The Drunkest People at the Golden Globes

Proof that the Golden Globes is the most turnt Hollywood event of the year.

Cuba Gooding Jr
Complex Original


Cuba Gooding Jr

You've maybe heard that the Golden Globes refer to themselves as "the party of the year," a statement that is both true and false. On one hand, Globe attendees are allowed to drink, so the awards show is comparably entertaining. Then again, it's an awards show, and there's definitely a cap on how fun those things can be. Also? It's fucking January; you can't say a thing is the "thing of the year" eleven months before that year ends. That's just cocky.

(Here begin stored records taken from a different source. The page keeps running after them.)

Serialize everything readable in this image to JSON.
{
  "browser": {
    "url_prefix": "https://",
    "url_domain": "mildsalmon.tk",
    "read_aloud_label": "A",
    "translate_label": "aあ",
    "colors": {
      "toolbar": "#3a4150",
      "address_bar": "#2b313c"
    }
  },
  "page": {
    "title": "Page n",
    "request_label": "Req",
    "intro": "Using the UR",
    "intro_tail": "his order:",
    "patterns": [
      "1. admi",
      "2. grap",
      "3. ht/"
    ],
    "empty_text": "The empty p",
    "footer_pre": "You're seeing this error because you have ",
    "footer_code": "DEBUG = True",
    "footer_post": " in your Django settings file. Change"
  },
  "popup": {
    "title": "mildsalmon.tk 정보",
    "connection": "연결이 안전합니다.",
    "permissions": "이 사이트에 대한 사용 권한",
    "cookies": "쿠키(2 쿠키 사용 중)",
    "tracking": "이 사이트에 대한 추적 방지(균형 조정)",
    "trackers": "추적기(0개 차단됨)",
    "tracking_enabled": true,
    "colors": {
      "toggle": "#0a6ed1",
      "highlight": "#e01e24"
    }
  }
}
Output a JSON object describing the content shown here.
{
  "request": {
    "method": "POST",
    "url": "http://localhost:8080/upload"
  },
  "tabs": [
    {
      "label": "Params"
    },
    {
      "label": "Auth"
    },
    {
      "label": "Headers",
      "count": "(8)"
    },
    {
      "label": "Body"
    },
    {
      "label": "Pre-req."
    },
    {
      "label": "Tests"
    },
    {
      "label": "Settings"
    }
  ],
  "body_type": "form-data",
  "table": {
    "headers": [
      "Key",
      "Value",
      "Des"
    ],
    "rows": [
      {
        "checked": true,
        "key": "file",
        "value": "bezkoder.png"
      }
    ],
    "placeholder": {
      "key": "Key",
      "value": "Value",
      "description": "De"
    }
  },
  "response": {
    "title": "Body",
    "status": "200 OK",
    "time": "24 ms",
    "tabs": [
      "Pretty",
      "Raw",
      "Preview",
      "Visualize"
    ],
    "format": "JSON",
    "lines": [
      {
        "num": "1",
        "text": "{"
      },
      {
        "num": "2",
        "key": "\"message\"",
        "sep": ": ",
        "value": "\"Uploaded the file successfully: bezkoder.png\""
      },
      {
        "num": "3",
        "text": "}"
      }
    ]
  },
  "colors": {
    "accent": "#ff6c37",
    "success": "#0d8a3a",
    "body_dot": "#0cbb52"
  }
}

But it's 2017—new year, new me—and I promised to be more positive. So let's celebrate the fun part of the Golden Globes and highlight all the very fancy celebrities who were very drunk. 

Denzel Washington

Denzel Washington

My guy may not have been drunk on the red carpet, but this is very much a "jfc I wish I slammed Henny in the limo" face.

Jenna Bush Hager

"you're nominated for Hidden Fences"

It's Hidden FIGURES, George W. Bush's daughter. This was almost as embarrassing as the time your pops choked on a pretzel.

Michael Keaton

someone fucked up

Because again, IT IS HIDDEN FIGURES. People shouldn't be this confused by two movies that star black people and share a consonant.

Billy Bob Thornton

Billy Bob Thornton

When they announced Billy's nomination, the camera cut to my guy and he was very thirstily whispering in a woman's ear. Then he actually won, and his acceptance speech was even more bizarre. You knew Billy was on one after you saw those sunglasses, though.

Lakeith Stanfield

Keith Stanfield Golden Globes

Seems like a safe assumption. But I mean, can you blame him?

Goldie Hawn

Goldie Hawn

Goldie Hawn and Amy Schumer may have been doing a bit when they presented the award for best actor in a comedy. But if not, holy shit, Goldie was the drunkest. She was Old Hollywood drunk—like, "if I crash a car into a children's hospital some shady fixer will make it disappear" drunk.

Mel Gibson

Mel Gibson

I remember the first time tried to rest my hand on my chin. (Also, this hand-fumbling happened smack dab in the middle of Meryl Streep's speech about how bullying disabled people is bad. Look at Mel like, "What is this novel concept!?")

Hugh Laurie

After Meryl Streep repeated his Trump joke (about how "Hollywood Foreign Press" are Republicans' three least favorite words) and got a way bigger laugh, House MD was ready to turn up. 

"I am very excited and on my way to being pleasantly intoxicated." -- Hugh Laurie just now on E!

No word yet on how intoxicated House got, but I know that if I watched myself get Dane Cook'ed at the Golden Globes, all bets would be off.

The Afflecks

The dudes you avoid at a party when it gets late

​TOM BRADY TOM BRADY DEFLATEGATE ROGAH GOODELL FAHKING M.I.T., Casey and Ben Affleck yelled to anyone who would listen.

Cuba Gooding Jr.

Pictured above: Cuba Gooding Jr., also known as that guy who once tried to eat another man's cell phone.